I'd love to go to this exhibition. There were only a few Ron Mueck pieces in the Saatchi Gallery when I went, but they captured my attention more than skanky beds and stuffed sharks.
August 14, 2006
Incidentals
Three things that caught my eye on the walk between our hotel and Siam Square on the one Bangkok day I did bother to stop for photos.
Components of a street stall. Some assembly required.
Check out what I think is the only anti-Singapore graffiti I've ever seen in my life. [Backstory]
You're A Shopfront, Charlie Brown!
August 10, 2006
Hips Don't Lie
In a small Siam Square boutique selling office wear, I noticed that the friendly sales assistant serving me had a prominent Adam's apple, low husky voice, and gargantuan feet spilling out of her strappy heels.
I picked out a top I wanted to try on. "This one, got my size?"
She approached me with a tape measure, encircled my shoulder blades with it dramatically, and measured my bust. "Okay," she nodded.
I picked out a skirt I wanted to try on. "This one, also got my size?"
She approached me with a tape measure, encircled my butt with it dramatically, and measured my hips. "OOOOO!" she giggled, covering her mouth as her mascara'd eyelashes fluttered in alternate shock and glee.
"Sorry ma'am, this one don't have large size."
August 7, 2006
He Was As Long As His Song Names
While I try to find the time to write about the Bangkok tranny who laughed out loud at the immensity of my hips, and the go-go boys who played soccer with their dicks, you may wish to partake of some rather more refined knob jokes. I present to you hipster erotica:
"Sufjan Stevens and I sat on the edge of my bed and talked for hours about everything. It sounds dumb to say it, but he actually gets me. He said that I was one of the most genuine people he’d ever met, and that I was actually cool, not like one of those people who obviously wants to be cool, but who just is, like a coolness that comes from deep within and is as much a refutation of cool as an embrace of it."
August 4, 2006
Blip
The quick news, which is all I have time to write in my free 15 minutes Internet in the Changi departure lounge, is that Fay's bald head has now raised over $10,000, Mogwai was pretty amazing and played Xmas Steps which is my favourite song on my favourite Mogwai album (EP + 6), and today I'm off to Bangkok for a bachelorette party.
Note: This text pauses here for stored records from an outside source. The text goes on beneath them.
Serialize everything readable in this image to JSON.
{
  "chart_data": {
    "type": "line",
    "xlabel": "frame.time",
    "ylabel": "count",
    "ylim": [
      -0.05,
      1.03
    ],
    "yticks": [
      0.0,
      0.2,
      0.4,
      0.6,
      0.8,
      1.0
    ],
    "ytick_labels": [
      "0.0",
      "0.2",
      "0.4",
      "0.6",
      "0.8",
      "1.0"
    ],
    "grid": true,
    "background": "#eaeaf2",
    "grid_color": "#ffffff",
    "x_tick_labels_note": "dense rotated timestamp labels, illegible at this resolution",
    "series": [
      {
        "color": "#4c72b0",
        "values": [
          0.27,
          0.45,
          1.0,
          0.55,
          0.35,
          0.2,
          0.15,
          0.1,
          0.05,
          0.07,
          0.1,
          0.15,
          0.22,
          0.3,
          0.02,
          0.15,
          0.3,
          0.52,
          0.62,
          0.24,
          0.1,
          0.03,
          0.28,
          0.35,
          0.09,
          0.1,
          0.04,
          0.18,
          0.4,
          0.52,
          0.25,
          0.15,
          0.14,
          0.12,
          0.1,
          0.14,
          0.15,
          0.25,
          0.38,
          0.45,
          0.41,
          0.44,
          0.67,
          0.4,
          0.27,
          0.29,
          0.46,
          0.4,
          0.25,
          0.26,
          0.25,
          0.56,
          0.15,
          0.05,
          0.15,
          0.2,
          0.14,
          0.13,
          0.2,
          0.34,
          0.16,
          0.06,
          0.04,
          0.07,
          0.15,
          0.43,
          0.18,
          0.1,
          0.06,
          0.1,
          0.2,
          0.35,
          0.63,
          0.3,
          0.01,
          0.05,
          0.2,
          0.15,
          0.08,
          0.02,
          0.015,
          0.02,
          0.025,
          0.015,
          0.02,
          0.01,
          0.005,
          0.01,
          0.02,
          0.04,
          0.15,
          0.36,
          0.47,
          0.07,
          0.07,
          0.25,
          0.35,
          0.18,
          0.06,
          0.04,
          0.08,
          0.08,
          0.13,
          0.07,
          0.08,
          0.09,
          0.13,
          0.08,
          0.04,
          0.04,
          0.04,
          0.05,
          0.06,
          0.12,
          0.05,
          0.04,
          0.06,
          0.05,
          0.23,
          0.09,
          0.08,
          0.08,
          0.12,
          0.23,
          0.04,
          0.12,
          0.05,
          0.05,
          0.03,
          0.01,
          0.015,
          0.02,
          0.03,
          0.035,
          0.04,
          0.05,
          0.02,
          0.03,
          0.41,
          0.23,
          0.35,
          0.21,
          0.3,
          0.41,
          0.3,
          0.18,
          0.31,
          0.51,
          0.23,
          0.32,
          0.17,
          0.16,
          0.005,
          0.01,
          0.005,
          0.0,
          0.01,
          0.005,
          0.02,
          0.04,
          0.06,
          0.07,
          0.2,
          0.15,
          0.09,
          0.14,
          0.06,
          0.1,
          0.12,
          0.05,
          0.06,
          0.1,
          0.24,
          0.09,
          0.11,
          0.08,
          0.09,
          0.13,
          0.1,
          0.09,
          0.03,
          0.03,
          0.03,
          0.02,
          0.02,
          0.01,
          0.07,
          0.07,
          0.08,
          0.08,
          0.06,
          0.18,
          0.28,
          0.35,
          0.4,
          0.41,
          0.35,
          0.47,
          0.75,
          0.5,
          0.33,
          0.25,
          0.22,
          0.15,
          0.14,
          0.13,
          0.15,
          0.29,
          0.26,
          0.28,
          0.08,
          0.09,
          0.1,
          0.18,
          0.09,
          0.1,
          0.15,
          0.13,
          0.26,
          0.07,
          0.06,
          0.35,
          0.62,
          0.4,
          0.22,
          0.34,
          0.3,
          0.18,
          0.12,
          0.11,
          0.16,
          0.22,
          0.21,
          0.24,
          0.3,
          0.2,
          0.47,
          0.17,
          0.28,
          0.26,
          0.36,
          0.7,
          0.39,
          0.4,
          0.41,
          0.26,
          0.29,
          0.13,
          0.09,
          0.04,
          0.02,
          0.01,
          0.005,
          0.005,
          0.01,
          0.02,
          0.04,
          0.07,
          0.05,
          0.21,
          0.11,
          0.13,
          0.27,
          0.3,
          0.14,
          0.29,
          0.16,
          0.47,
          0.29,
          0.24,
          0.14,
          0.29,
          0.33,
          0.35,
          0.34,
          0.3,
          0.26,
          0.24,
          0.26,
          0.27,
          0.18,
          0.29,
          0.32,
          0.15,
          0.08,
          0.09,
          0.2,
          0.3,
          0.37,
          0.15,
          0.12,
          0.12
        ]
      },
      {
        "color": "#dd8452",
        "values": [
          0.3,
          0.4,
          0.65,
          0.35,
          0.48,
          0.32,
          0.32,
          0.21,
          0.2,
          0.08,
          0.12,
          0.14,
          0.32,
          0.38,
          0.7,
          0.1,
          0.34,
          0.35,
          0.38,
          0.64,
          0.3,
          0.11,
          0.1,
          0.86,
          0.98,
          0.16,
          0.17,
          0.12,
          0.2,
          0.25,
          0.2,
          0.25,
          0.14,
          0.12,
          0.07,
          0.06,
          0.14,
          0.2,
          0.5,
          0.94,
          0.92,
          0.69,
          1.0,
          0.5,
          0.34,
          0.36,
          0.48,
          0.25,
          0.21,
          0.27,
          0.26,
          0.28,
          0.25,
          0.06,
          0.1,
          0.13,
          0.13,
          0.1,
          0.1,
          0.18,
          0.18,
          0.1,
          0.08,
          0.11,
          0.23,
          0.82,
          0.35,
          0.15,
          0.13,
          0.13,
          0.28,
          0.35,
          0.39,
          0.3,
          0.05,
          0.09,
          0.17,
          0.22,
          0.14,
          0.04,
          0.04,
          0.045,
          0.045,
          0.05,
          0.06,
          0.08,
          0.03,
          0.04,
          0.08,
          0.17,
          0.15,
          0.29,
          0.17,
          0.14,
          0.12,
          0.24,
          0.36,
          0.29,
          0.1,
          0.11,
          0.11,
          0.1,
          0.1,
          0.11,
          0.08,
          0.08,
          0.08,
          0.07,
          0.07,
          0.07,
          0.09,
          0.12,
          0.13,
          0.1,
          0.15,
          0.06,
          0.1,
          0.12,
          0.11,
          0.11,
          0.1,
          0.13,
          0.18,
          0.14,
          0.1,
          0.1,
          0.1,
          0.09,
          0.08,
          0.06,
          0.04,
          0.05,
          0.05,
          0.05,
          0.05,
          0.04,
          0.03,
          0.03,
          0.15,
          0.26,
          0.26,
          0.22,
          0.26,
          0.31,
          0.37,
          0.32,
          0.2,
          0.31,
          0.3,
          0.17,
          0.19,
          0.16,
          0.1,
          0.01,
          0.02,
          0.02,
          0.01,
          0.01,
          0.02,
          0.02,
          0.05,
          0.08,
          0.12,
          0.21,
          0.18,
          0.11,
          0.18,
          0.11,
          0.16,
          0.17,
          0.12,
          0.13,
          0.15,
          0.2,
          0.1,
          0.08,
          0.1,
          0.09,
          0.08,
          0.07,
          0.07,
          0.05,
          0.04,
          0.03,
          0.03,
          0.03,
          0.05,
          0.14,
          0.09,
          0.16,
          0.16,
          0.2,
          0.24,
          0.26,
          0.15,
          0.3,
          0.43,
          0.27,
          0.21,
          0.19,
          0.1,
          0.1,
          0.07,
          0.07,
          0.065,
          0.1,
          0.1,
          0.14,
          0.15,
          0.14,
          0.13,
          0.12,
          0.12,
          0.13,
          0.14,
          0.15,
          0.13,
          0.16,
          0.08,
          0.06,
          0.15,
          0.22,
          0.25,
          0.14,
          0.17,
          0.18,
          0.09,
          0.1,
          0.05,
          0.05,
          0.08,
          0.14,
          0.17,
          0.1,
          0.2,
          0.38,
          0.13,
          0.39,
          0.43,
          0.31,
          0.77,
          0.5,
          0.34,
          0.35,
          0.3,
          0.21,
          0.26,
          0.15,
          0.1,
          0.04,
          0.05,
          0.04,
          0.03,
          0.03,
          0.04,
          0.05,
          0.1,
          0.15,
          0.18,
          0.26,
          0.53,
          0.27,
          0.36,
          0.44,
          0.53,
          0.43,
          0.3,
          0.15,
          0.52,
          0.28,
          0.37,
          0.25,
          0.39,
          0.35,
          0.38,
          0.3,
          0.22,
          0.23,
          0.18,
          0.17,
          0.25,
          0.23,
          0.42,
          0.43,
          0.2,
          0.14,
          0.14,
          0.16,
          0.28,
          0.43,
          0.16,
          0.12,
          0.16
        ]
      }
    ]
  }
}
And of course, I haven't finished writing about the Kuching trip, the Vietnam trip, last summer's Europe trip, any of the music I've been listening to lately, any of the books that make my commute bearable, the Singapore Idol greatness that is Mathilda D'Silva singing Led Zeppelin, the Grey's Anatomy hilarity that is Dr Bailey saying "O'Malley! Stop. Lookin'. At my va-jay-jay!", my attempts at combining a weight loss regime and Japanese all-you-can-eat buffets, and of course nothing at all, at all, about how work is reducing me to a pale shadow of the person I once was.